You have commented the variable 'c' and trying to display it.It will give you an error, since there is no variable defined as 'c'.

There is a typo in code.

try this

if(b){
   alert(c);
}

There are two things which i noticed in code 1) If scope: When you dont use bracket({}) it will take only fist sentence under If block. Because else interpreter will not got to know till when if condition is. So yours code which is

 if(b)
      var c = "Mary"
 alert(c);

Should be like

if(b){
      var c = "Mary"
    alert(c);
}

if you want alert(c) executed only on true of if condition.

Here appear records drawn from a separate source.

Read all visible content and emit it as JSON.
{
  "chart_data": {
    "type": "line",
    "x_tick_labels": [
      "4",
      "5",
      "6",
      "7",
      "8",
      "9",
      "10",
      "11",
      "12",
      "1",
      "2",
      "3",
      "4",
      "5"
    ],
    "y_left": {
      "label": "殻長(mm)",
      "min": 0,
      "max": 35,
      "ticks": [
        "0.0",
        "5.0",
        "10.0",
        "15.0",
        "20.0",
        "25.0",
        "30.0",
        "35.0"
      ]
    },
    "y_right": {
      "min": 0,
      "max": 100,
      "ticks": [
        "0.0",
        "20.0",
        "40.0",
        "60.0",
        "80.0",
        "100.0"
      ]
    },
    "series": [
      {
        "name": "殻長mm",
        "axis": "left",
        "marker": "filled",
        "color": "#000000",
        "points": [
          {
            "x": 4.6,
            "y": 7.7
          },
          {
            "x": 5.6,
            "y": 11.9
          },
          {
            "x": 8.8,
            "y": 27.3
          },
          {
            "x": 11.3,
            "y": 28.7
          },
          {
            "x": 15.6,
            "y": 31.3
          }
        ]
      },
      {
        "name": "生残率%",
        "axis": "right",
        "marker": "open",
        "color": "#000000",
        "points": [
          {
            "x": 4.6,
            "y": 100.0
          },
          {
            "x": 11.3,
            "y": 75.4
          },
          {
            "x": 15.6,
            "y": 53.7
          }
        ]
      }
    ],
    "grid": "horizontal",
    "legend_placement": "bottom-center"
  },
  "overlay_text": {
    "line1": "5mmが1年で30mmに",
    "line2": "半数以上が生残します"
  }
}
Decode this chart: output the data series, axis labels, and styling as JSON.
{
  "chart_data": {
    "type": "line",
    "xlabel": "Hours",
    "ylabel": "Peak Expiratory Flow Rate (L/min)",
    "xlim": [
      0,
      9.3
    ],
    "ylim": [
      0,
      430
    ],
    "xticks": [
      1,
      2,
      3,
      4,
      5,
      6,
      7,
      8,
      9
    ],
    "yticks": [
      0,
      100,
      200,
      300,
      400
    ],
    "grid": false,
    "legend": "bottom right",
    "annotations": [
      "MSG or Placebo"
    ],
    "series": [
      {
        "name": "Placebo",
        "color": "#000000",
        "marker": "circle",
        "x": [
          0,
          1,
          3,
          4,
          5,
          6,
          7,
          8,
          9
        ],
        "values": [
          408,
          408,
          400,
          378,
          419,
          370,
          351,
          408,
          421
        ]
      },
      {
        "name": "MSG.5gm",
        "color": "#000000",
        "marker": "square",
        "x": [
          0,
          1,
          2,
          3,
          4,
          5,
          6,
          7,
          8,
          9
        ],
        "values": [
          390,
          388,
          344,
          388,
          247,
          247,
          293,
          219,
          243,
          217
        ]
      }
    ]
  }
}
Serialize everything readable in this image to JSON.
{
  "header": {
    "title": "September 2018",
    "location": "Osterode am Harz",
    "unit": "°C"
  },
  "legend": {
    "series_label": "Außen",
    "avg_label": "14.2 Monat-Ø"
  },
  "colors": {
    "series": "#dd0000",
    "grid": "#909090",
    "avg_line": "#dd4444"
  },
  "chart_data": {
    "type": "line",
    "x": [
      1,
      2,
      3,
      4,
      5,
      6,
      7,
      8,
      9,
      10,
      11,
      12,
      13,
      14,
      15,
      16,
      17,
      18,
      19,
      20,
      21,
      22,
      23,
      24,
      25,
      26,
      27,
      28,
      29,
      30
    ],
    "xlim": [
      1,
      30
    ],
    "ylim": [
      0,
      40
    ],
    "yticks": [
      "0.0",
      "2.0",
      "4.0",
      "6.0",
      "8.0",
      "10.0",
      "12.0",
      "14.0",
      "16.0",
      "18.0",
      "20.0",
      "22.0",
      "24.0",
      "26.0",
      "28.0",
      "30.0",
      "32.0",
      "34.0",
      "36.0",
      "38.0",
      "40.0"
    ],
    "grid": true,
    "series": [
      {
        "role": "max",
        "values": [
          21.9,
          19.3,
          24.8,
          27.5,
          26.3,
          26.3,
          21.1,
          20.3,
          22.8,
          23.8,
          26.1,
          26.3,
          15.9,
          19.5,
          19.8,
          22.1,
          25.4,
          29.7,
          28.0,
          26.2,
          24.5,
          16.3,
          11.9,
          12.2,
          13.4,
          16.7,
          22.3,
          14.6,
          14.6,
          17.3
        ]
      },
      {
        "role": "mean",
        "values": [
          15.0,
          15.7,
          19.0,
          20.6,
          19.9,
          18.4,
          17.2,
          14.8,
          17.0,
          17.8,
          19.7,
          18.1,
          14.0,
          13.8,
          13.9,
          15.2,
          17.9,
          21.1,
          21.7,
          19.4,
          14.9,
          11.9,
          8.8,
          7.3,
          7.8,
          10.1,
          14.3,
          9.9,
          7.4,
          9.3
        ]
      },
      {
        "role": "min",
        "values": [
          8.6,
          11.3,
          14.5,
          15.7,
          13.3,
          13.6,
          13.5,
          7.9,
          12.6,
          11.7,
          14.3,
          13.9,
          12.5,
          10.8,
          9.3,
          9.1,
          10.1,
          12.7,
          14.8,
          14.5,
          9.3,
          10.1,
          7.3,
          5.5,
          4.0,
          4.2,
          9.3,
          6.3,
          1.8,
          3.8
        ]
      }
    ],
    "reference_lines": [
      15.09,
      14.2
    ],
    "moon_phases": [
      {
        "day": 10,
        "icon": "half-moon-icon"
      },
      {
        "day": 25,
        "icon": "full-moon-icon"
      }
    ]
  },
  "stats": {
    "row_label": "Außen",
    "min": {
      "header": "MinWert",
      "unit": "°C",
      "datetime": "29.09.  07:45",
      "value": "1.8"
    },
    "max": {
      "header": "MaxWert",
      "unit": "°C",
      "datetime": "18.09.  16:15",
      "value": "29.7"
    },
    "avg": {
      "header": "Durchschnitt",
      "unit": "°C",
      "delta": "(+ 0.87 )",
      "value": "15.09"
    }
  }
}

2) Hoisting: Now second question is even if yours condition is false and sentence doesn't execute how come it alert undefined the reason is variable hoisting which is variable declaration executed before any code execution. So even if you do code like

var k="something";

it will first declare k variable like

var k=undefined;
k="something";

So in yours code first c is declared then execution of code is happening .

I hope it will help

function fool(a, b){

    if(b)
      var c = "Mary"
    alert(c);
}

fool(1, true); //Returns "Mary"
fool(1, false); //Returns undefined instead of error

Let's break down -

You are invoking a function which is passing b as false it goes to the if loop and consider only 1st line as part of if and continue to execute next line which is alert(c). As b='false' so it won't assign Marry to the c var. So, now you are alerting c which is undefined as if won't process it until it get b as true in function parameter.